In freeform 3D printing, the printing ink rheology, support rheology, and surface tension between the ink and supporting matrix are known to affect the morphology of the ink extruded into the supporting matrix.^25,35 However, so far the variations are insignificant and almost negligible, showing merely rounded cross-sectional geometries. From the simulated investigation by Friedrich et al. ⁹⁰ using Newtonian and Herschel–Bulkley inks and supporting matrices, when Herschel–Bulkley fluids were included, the cross-sectional shape of filaments changed from circular to rounded oval shapes as defined by yielding, whereas when Newtonian fluids were included, it was defined by a balance between viscous dissipation and interfacial tension. With a Newtonian supporting matrix at high viscosities, most 3D printed filaments exhibited oval shaped cross-sections with a sharp edge at the top of the filament, and with decreasing viscosity of the ink, the filaments were more elongated vertically and the top of the filament became taller. In contrast, when the viscosity of the ink was high enough to the solid–liquid transition of the Herschel–Bulkley supporting matrix, most printed filaments showed rounder cross-sections, whereas with decreasing ink viscosity, the ink formed laterally wide cross-sections with sharp edges on both sides of the filaments.

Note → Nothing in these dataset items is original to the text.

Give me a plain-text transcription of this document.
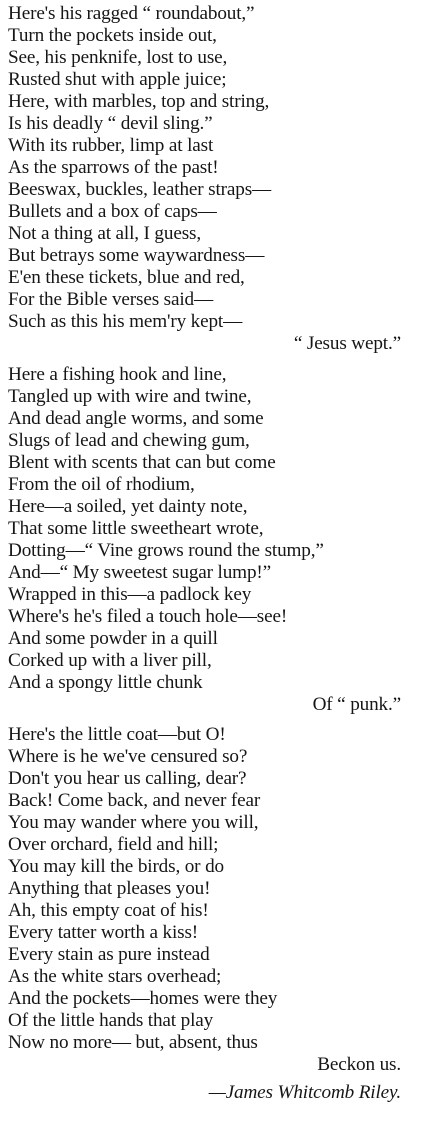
Here's his ragged “ roundabout,”

Turn the pockets inside out,

See, his penknife, lost to use,

Rusted shut with apple juice;

Here, with marbles, top and string,

Is his deadly “ devil sling.”

With its rubber, limp at last

As the sparrows of the past!

Beeswax, buckles, leather straps—

Bullets and a box of caps—

Not a thing at all, I guess,

But betrays some waywardness—

E'en these tickets, blue and red,

For the Bible verses said—

Such as this his mem'ry kept—

“ Jesus wept.”

Here a fishing hook and line,

Tangled up with wire and twine,

And dead angle worms, and some

Slugs of lead and chewing gum,

Blent with scents that can but come

From the oil of rhodium,

Here—a soiled, yet dainty note,

That some little sweetheart wrote,

Dotting—“ Vine grows round the stump,”

And—“ My sweetest sugar lump!”

Wrapped in this—a padlock key

Where's he's filed a touch hole—see!

And some powder in a quill

Corked up with a liver pill,

And a spongy little chunk

Of “ punk.”

Here's the little coat—but O!

Where is he we've censured so?

Don't you hear us calling, dear?

Back! Come back, and never fear

You may wander where you will,

Over orchard, field and hill;

You may kill the birds, or do

Anything that pleases you!

Ah, this empty coat of his!

Every tatter worth a kiss!

Every stain as pure instead

As the white stars overhead;

And the pockets—homes were they

Of the little hands that play

Now no more— but, absent, thus

Beckon us.

—James Whitcomb Riley.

Although both the Newtonian and Herschel–Bulkley supporting matrices produced accurate positioning of freeform 3D printed filaments, there were minor differences in the cross-sectional morphology of the filaments.

Other issues

The difficulties in printing artificial tissues with vascularized structures can potentially be addressed by negative freeform 3D printing, in which a sacrificial ink is used to print an internal vascular structure, and after solidification of the supporting matrix, it is removed to create hollow vascular channels.^25,82 Because most biomaterials are hydrophilic, negative freeform 3D printing studies have generally used hydrophilic sacrificial inks and supporting matrices. Thus, the printed sacrificial ink becomes narrower and gradually disappears with time due to its diffusion in the supporting matrix.^90,93 This phenomenon would be a problem for printing small-diameter vascularized structures, such as a capillary vessel with a 5–10 µm diameter, or a full-scale functional vascularized organ that takes longer to print. ¹⁰²

Biocompatibility of the freeform 3D printing materials is another concern. Although the major elements of the freeform 3D printing ink and supporting matrix are nontoxic, other compositions or experimental processes may adversely affect cells. ¹⁰³ For example, it is necessary to polymerize the printed ink or supporting matrix immediately after the freeform 3D printing, and photocrosslinkable hydrogels have been most widely used for the encapsulation of cells. However, cell viability of photo-crosslinked hydrogels may be adversely affected by photoinitiators and UV exposure.^103,104 Biocompatible photoinitiators and UV-curable polymers are being developed, but most of these studies are still in progress.